Added by normal about 7 years ago

string.c (str_uminus): deduplicate strings

This exposes the rb_fstring internal function to return a
deduped and frozen string when a non-frozen string is given.
This is useful for writing all sorts of record processing key
values maybe stored, but certain keys and values are often
duplicated at a high frequency, so memory savings can
noticeable.

Use cases are many:

  • email/NNTP header processing

    There are some standard header keys everybody uses
    (From/To/Cc/Date/Subject/Received/Message-ID/References/In-Reply-To),
    as well as common ones specific to a certain lists:
    (ruby-core has X-Redmine-* headers)
    It is also useful to dedupe values, as most inboxes have
    multiple messages from the same sender, or MUA.

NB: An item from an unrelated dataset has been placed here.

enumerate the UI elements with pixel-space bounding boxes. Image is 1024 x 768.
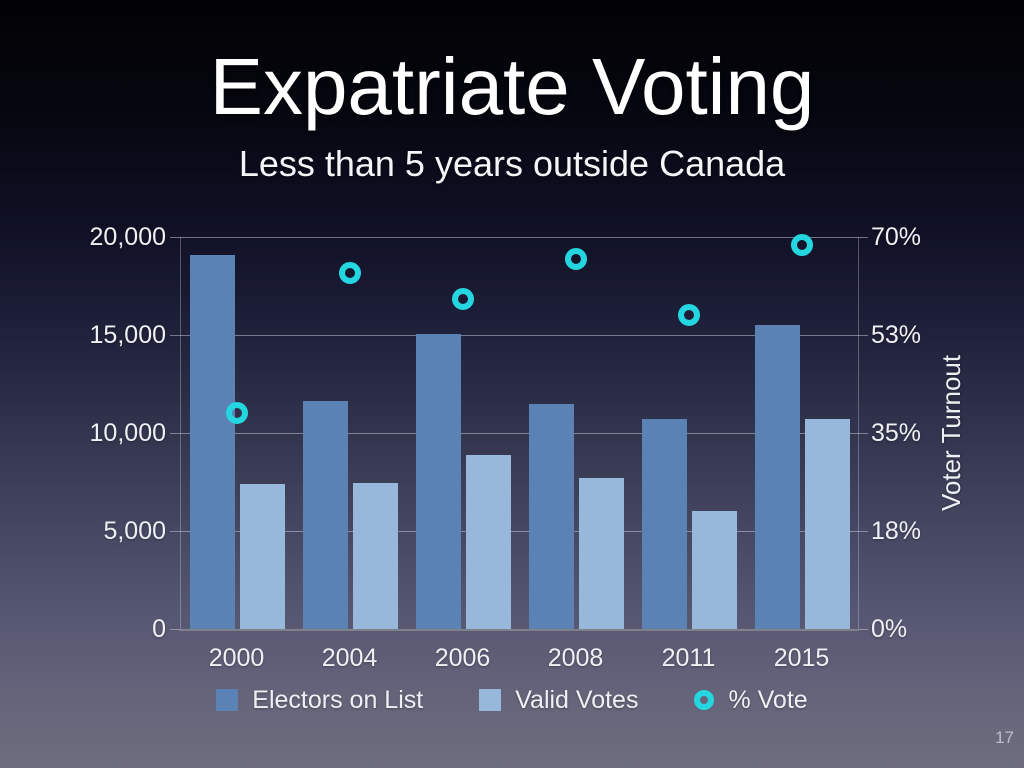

  • package management systems -
    things like RubyGems stores identical strings for licenses,
    dependency names, author names/emails, etc

  • HTTP headers/trailers -
    standard headers (Host/Accept/Accept-Encoding/User-Agent/...)
    are common, but there are also uncommon ones.
    Values may be deduped, as well, as it is likely a user
    agent will make multiple/parallel requests to the same
    server.

  • version control systems -
    this can be useful for deduplicating names of frequent
    committers (like "nobu" :)

    In linux.git and git.git, there are also common
    trailers such as Signed-Off-By/Acked-by/Reviewed-by/Fixes/...
    as well as less common ones.

  • audio metadata -

    There are commonly used tags (Artist/Album/Title/Tracknumber),
    but Vorbis comments allows arbitrary key values to be stored.
    Music collections contain songs by the same artist or mutiple
    songs from the same album, so deduplicating values will be
    helpful there, too.

  • JSON, YAML, XML, HTML processing

    Certain fields, tags and attributes are commonly used
    across the same and multiple documents

There is no security concern in this being a DoS vector by
causing immortal strings. The fstring table is not a GC-root
and not walked during the mark phase. GC-able dynamic symbols
since Ruby 2.2 are handled in the same manner, and that
implementation also relies on the non-immortality of fstrings.